Соколы лежали рядом с бочкой и видели только ноги Бахуса, обутые в лапти с ремнями.
– Дело говорит Бахус, – заметил Авдей.
– Точно, – прошептал Мымрин. – Я как выпил – дай да подай мне Дарьицу-Егозу…
Между тем Бахус продолжал:
- Зелена вина с утра коль напьюся,
- Ан, глядишь, к обеду вновь тем зальюся,
- Оттого-то я похмелия не знаю,
- Недугом тем нимало не страдаю.
– Хорошо ему, Бахусу, – позавидовал Авдей.
– Плохо ли! – согласился Васька. А Бахус рек:
- Всякому-то я, Бахус, любезен,
- Для здоровья зело полезен,
- А кто отвергает мое угощенье,
- Тому реку ума помраченье!
– Я тоже заметил, – сказал Авдей. – Все непьющие чудные какие-то, как бы с придурью.
– Ага, – сказал Мымрин. – Данилу Полянского взять…
Бахус высоко поднял чашу, как бы выпил ее и рек:
- Бахус потребен всему свету,
- Никакого мне супротивника нету.
- Магмет турецкий вина избегает,
- Оттого-то, видно, бит всегда бывает.
Государь засмеялся, и все засмеялись вдогонку.
– И это правильно, – сказал Мымрин. – Когда я в Стекольне был, там на приеме у короля персидский посол чашу романеи опростал – и дух вон.
– Да ну, с чаши-то? Ему, поди, туда яду набуровили! Да хватит, давай послушаем!
Бахус
- Выходи, кому не жаль своей плоти,
- Меня, Бахуса, попытай бороти.
- Не только славы себе не добудешь,
- Ниже, аки пес шелудивый, бит будешь!
- Всяческим оружьем я, Бахус, владаю,
- Аглицкий кулачный бой и то знаю.
- Выходи скорее на битву жарку,
- А я пока опростаю чарку!
– Пойду-ка я, – сказал Авдей, пытаясь подняться. – Чего это он тут ячится? В самом-то чуть душа жива, а туда же…
– С ума слетел, – зашипел Мымрин. – Это он по действу так говорит, а не тебе. Смотри, смотри: баба!
Появилась и вправду баба, вся в цветах, в пречудном и преудивительном платье: вроде и платье сверху, а вроде и нет ничего. Бояре загудели. А баба говорила:
- Кто меня, Венус всеблагу, не знает,
- Себя тот жестоко обкрадает.
- Боги олимпийски и те мне подвластны.
- Твои же, Бахусе, словеса напрасны.
- Скот сущеглупый, что Бога не знает.
- И тот в томлении любовном пребывает.
- Венуса бежать не годится:
- Жуколица малая и та плодится.
- Мужи седовласы, Хроносом почтенны,
- Такожде бывают Венусом сраженны:
- От стрел любовных духом молодеют,
- Конечности их уж боле не хладеют,
- Сила младая по жилам пробегает,
- Жертву мне, Венусу, принесть принуждает!

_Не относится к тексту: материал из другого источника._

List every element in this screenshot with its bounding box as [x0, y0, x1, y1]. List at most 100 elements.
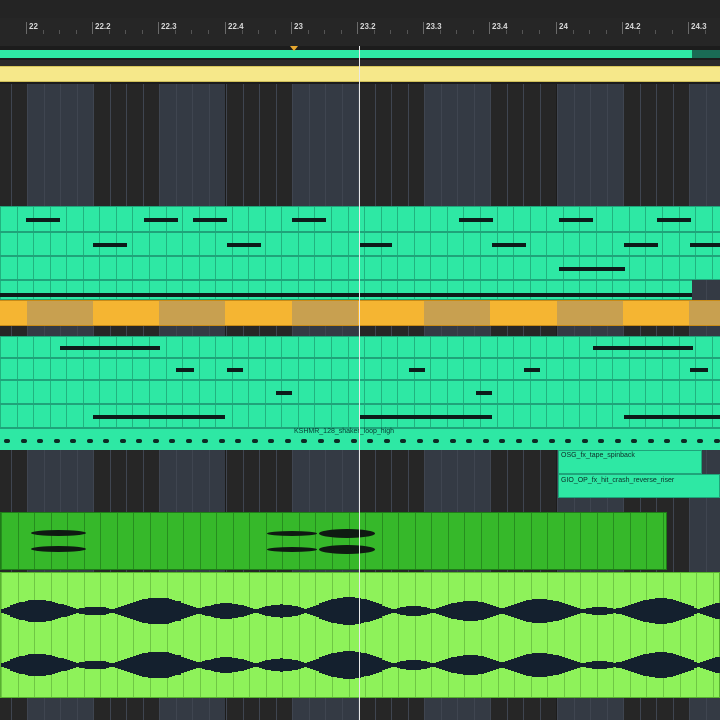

– Знаешь, Авдей, – сказал Мымрин. – Пытает меня давеча тот немчин Грегори: варум, дескать, ваш герр Полянский хабен цвай намен – Иоганн унд Данило? Я толкую, что Иван – молитвенное имя, для Бога, стало быть, а Данило – для мирской жизни. А немчин дошлый, смеется: кого-де ваш герр Полянский объегорить хочет: Господа или мир?

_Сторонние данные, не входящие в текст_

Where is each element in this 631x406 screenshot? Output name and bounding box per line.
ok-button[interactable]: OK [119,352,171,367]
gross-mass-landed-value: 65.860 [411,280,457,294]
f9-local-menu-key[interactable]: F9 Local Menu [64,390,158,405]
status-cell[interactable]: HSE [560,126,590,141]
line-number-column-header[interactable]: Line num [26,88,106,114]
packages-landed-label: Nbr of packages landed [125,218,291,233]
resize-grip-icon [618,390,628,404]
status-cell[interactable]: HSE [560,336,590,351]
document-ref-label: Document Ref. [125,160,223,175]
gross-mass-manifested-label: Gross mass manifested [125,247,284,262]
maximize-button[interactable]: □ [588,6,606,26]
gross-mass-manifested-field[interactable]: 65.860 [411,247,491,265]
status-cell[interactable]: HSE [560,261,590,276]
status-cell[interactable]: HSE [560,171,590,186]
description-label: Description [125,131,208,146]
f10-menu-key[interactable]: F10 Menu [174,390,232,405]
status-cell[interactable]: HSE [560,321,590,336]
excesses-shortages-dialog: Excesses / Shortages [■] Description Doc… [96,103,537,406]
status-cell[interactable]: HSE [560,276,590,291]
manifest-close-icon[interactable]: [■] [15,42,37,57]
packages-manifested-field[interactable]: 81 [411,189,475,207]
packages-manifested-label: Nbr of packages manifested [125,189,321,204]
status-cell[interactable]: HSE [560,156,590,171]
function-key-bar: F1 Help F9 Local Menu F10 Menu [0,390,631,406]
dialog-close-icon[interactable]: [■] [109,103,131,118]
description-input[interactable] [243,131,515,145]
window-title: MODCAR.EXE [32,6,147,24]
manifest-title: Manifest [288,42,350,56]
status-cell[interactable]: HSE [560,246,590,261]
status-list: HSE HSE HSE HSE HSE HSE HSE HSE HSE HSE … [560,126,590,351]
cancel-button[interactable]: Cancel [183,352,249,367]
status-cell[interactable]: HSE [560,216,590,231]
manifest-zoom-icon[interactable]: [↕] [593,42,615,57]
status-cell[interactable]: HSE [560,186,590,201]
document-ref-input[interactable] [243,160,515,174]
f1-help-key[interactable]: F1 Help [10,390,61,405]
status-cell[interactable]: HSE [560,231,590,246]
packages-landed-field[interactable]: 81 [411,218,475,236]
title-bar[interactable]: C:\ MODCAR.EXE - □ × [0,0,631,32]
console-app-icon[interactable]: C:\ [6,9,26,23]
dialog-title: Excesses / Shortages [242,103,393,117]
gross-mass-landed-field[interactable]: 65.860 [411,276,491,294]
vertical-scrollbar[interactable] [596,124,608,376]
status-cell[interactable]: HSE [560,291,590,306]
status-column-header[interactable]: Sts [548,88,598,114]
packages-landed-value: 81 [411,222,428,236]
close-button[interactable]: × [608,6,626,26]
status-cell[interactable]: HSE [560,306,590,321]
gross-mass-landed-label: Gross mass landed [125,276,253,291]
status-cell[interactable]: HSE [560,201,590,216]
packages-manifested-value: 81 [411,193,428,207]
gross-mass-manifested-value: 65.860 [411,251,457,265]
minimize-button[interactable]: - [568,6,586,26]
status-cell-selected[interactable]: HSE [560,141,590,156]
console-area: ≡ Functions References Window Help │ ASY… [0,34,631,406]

Авдей ничего не ответил. И на бабу тоже не смотрел: принюхивался Авдей. Если у Васьки был нюх, так сказать, умственный, то у Авдея натуральный, как у собаки.

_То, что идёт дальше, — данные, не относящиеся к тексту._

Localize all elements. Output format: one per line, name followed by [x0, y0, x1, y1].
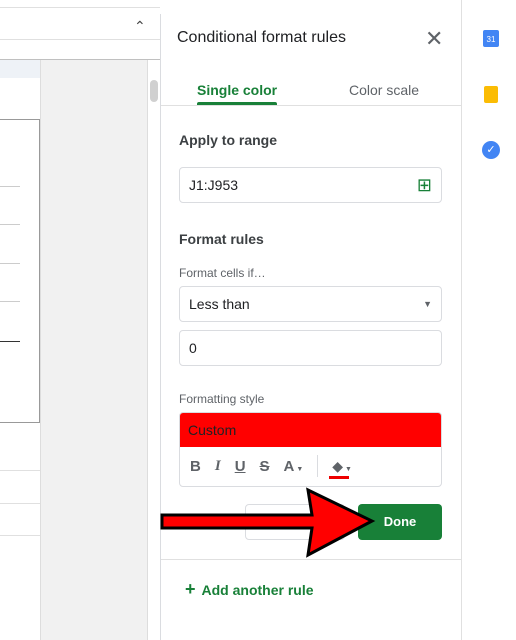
- arrow-shape: [160, 487, 376, 558]
- red-arrow-annotation: [160, 487, 376, 558]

– Васька, – прошептал он. – Ведаешь ли, что в бочке той?
– Неужто вправду с винищем? – удивился Васька.
– Кабы с винищем! Порох тамо!
Прошибло Мымрина холодным потом. Приподнял голову, стал разглядывать бочку. А Бахус с бочки вещал:
- А ну-ка, Венус, прикрой себя, голу,
- Внемли моему глаголу:
- Лучше тебя я, Венус, то знаю,
- Поелику тем же свойством владаю.
- Кто возжелает со мной упиться,
- Тот такожде омолодится —
- По земле ползет, младенцу подобно.
- Языком лепечет незлобно.
- И скот мне подвластен в этом роде:
- «Аки лошадь, пьет» – рекут в народе.
- А коли где сядут пить до свету,
- Там тебе, Венус, места нету!
– Гли-ко, Авдей, а вот и фитиль! – сказал Васька.
– Поди, потешные огни станут пущать, – сказал Авдей.
– Хороша потеха, да мне не до смеха. Коли эта бочка да полыхнет, никого вживе не останется…
Ни Бахус, ни Венус не обращали внимания, что на полу кто-то бормочет, увлеченные своим разговором.
- Венус
- Бахус злонравный очи заливает,
- Ничего о любови не понимает,
- Одной мне с ним не совладати,
- Неволею приходится Купидо звати!
Мымрин тяжко (все же пьяного показывает!) перевернулся на спину и стал приглядываться к Бахусу, которого тем временем крылатый мальчонка пристрелил из лука.
- Бахус
- Увы мне! увы! Прегорько стало!
- Видно, выпил я нынче мало.
- Во груди моей огнь с тех пор пылает,
- Никак оный не угасает.
- По тебе, Венус, жестоко страдаю,
- Что и творити, отнюдь не знаю…
– Я зато знаю, что творити, – прошипел Васька. – Авдей, как я тебя ногой торкну, скакивай и имай Бахуса!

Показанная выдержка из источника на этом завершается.